INIBIOMA   20415
INSTITUTO DE INVESTIGACIONES EN BIODIVERSIDAD Y MEDIOAMBIENTE
Unidad Ejecutora - UE
congresos y reuniones científicas
Título:
Landscape conservation in Patagonia: molecular clues to past reconstruction, present analysis, and prediction of future scenarions
Autor/es:
PREMOLI A.C.
Reunión:
Congreso; IUFRO Landscape ecology Conference. Sustaining humans and forests in changing landscapes: Forests, society and global change; 2012
Resumen:
Spatially and temporally dynamic landscapes characterize areas occupied by native forests within temperate and subtropical montane areas. Any widespread species inhabiting such forests most probably consist of populations whose genetic characteristics will reflect past and current natural and anthropogenic disturbances shaping their gene pools. Spatially explicit sampling of natural populations and the use of different molecular markers can help to trace historical events occurring at distinct timelines.
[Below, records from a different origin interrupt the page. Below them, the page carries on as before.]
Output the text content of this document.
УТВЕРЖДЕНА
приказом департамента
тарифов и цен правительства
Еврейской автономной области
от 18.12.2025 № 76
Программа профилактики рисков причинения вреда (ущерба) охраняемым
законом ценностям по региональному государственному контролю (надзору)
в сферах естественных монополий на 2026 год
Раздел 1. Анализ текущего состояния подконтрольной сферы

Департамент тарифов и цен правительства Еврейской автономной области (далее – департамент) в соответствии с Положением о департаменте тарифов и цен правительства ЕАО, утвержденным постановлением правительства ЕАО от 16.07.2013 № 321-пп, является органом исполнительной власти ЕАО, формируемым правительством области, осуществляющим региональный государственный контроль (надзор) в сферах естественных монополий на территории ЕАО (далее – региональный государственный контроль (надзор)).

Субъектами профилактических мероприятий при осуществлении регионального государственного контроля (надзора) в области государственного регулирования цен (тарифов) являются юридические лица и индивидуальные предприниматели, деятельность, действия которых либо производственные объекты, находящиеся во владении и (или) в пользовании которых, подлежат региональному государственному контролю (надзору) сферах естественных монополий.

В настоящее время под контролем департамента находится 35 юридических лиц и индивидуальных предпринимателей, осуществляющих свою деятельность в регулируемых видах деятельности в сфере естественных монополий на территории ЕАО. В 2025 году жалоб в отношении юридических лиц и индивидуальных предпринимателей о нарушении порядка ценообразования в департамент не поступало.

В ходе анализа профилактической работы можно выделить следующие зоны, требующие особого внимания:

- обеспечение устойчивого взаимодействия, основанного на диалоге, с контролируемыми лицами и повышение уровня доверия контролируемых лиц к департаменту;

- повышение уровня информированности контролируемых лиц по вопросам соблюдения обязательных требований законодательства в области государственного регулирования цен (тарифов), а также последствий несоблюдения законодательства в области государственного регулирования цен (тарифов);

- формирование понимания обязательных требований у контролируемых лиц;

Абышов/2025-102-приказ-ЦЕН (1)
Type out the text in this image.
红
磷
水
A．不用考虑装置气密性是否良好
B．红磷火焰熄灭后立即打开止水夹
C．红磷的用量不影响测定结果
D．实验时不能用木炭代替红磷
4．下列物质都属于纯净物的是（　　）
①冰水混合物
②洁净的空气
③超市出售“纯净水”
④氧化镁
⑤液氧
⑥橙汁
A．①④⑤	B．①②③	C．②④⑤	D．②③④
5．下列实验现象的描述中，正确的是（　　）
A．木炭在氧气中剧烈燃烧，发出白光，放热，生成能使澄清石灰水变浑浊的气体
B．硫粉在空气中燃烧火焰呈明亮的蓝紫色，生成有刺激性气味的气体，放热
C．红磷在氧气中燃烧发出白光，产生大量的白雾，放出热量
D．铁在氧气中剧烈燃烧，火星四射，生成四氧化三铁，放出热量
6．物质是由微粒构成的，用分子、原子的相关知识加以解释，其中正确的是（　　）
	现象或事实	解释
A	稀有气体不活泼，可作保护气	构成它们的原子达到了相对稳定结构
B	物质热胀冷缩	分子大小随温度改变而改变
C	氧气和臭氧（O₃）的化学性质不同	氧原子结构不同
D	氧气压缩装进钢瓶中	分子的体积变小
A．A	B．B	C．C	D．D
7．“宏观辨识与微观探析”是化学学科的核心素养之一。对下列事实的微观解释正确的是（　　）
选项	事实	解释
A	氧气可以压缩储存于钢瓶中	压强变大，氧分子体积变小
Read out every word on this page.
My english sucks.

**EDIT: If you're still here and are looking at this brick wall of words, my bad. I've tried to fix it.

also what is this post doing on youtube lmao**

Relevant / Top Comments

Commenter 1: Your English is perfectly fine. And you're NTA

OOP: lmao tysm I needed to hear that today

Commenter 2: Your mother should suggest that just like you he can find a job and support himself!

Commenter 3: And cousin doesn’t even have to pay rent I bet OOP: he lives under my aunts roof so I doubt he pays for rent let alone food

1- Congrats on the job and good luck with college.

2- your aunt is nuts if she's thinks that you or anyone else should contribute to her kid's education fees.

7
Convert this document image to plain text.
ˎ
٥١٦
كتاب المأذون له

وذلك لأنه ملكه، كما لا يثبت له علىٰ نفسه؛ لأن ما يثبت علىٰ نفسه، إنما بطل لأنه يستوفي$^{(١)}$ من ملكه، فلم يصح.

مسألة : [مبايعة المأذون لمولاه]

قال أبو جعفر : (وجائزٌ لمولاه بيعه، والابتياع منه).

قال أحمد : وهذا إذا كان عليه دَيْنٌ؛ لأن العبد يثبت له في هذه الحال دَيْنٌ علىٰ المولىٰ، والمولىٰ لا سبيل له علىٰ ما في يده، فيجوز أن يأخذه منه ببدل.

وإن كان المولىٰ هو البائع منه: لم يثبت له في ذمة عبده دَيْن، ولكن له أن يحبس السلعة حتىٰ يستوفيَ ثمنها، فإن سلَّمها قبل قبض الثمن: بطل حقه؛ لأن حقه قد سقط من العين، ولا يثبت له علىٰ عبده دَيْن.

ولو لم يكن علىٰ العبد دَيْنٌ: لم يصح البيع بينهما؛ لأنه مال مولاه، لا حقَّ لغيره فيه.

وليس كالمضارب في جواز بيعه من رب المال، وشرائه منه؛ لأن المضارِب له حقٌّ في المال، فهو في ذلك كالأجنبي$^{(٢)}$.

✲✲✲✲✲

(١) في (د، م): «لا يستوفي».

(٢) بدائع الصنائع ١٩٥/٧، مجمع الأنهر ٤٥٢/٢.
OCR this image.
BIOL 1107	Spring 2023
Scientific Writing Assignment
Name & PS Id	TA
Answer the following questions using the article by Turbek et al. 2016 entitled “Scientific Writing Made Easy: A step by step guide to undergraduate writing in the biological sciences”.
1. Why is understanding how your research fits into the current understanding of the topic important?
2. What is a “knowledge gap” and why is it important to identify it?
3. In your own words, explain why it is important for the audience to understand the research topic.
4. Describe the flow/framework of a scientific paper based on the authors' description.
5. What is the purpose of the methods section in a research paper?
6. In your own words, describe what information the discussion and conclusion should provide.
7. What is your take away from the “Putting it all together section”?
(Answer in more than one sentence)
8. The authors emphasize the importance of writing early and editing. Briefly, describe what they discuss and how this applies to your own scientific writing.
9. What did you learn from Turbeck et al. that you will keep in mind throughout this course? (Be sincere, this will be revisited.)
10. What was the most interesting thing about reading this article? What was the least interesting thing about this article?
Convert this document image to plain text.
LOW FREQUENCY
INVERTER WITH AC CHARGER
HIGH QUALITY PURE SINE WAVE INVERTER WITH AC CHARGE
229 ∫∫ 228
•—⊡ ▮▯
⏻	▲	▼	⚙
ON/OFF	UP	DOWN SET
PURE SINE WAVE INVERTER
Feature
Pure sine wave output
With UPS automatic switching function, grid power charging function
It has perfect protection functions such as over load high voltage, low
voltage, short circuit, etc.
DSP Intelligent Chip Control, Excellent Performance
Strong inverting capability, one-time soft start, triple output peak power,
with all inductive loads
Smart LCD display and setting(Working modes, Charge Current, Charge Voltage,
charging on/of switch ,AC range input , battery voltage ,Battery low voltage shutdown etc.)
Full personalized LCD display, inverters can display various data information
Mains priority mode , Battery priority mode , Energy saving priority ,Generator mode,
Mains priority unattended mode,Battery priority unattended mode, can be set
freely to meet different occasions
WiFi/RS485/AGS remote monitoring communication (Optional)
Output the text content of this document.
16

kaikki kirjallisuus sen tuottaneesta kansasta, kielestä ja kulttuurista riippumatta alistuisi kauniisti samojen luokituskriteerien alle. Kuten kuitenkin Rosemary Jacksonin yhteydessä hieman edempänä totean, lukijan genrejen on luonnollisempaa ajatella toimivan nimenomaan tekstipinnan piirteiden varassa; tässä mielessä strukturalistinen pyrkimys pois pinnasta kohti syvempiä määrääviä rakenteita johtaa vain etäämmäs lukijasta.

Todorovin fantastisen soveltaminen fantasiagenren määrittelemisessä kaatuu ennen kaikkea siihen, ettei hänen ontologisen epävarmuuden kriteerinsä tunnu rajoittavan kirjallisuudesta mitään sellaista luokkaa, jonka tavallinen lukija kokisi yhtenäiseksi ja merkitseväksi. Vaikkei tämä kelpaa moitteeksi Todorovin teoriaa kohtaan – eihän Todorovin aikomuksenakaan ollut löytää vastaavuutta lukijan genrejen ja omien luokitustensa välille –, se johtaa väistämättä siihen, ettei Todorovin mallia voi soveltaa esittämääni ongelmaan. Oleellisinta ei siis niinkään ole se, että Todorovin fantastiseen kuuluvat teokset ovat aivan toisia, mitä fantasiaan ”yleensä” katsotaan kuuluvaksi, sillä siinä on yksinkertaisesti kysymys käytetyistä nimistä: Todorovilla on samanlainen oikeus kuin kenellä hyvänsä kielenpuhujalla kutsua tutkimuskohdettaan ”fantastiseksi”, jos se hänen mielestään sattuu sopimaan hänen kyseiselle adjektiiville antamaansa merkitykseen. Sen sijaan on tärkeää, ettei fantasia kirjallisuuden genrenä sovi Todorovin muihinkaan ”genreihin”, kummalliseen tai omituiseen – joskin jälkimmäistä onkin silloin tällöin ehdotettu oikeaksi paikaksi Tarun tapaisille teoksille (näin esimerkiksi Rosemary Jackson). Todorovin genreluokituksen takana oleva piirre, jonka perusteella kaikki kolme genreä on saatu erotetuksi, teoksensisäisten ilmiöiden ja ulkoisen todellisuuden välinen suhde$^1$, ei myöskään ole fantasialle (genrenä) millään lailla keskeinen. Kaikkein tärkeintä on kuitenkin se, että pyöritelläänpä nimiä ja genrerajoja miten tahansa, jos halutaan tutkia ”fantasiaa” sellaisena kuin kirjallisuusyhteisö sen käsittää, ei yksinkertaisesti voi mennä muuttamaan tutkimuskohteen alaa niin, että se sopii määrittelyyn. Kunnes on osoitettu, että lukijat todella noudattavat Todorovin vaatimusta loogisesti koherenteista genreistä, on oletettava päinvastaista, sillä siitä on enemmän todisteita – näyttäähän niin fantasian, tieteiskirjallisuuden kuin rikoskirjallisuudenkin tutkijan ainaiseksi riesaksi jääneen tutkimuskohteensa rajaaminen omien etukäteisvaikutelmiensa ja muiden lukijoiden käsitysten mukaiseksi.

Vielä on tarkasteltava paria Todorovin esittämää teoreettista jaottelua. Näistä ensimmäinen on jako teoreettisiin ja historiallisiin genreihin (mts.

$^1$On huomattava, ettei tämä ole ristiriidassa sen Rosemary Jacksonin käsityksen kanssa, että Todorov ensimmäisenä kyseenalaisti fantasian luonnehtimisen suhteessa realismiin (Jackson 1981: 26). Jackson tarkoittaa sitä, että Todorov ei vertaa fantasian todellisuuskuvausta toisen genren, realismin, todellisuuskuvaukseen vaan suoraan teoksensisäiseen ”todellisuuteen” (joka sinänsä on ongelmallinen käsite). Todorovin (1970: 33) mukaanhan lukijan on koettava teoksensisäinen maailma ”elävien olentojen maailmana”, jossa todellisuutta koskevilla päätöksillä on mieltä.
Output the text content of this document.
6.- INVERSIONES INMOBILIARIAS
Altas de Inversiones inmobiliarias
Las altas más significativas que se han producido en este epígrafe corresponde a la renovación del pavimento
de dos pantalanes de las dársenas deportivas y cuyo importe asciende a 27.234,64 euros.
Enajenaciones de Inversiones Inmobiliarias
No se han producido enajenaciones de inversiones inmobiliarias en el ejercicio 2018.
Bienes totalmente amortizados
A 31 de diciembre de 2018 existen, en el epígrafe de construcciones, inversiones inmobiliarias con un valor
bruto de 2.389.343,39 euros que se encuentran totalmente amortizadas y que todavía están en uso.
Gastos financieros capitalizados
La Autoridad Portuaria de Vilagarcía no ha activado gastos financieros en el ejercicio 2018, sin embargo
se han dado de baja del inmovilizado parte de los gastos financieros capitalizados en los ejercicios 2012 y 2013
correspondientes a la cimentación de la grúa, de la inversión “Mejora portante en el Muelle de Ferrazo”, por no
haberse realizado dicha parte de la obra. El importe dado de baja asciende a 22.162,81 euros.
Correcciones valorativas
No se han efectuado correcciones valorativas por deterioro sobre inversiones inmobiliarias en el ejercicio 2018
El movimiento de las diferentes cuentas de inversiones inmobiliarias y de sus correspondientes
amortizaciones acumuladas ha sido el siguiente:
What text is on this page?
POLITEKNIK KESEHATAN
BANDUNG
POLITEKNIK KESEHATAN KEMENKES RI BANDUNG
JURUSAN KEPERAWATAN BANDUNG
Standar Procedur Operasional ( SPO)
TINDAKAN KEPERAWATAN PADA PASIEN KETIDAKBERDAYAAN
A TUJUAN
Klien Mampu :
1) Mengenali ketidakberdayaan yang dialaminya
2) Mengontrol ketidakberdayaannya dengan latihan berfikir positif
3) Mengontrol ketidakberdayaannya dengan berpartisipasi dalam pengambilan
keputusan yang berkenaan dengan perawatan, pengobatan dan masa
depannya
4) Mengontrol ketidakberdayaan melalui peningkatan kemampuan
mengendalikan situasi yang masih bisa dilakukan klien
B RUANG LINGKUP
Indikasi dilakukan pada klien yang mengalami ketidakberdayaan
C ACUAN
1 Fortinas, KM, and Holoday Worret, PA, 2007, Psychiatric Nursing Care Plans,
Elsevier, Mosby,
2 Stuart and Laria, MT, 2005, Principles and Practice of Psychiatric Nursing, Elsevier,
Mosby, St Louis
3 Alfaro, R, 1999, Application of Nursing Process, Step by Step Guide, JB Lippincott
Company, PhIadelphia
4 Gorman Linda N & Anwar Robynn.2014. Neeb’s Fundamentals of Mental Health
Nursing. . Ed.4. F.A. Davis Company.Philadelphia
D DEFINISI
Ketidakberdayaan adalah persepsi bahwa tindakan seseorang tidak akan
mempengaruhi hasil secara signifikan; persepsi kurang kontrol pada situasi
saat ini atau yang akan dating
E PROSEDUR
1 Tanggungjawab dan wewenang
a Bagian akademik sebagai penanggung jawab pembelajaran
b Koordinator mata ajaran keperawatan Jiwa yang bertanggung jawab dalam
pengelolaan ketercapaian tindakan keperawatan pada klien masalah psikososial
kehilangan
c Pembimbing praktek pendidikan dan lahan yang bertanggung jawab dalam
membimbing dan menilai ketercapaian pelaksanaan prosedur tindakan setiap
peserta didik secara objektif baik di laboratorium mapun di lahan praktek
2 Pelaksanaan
While the use of slow-evolving genetic markers with cytoplasmic mode of inheritance may help to elucidate past events, other more rapidly evolving ones such as nuclear markers may assist to interpret contemporaneous processes. In addition, molecular data can be crossed with independent proxy information such as ecological niche modeling and fossil data to understand past and current gene flow rates. Genetic studies were performed on dominant tree species of temperate forests of southern Argentina and Chile and montane subtropical woodlands of northern Argentina and southern Bolivia. These were conducted sampling multiple populations along their total species? ranges which were analyzed by nuclear and cytoplasmically inherited markers. In addition, other studies were performed at the local scale in temperate areas to understand species-specific responses to natural disturbances, i.e. fire and fragmentation. Past events such as changes in climate and disturbances occurring at distinct spatial scales have had a profound imprint on the gene pool of native trees and species? responses varied according to their ecological and life history traits. This information can be used to model future responses under changing climates.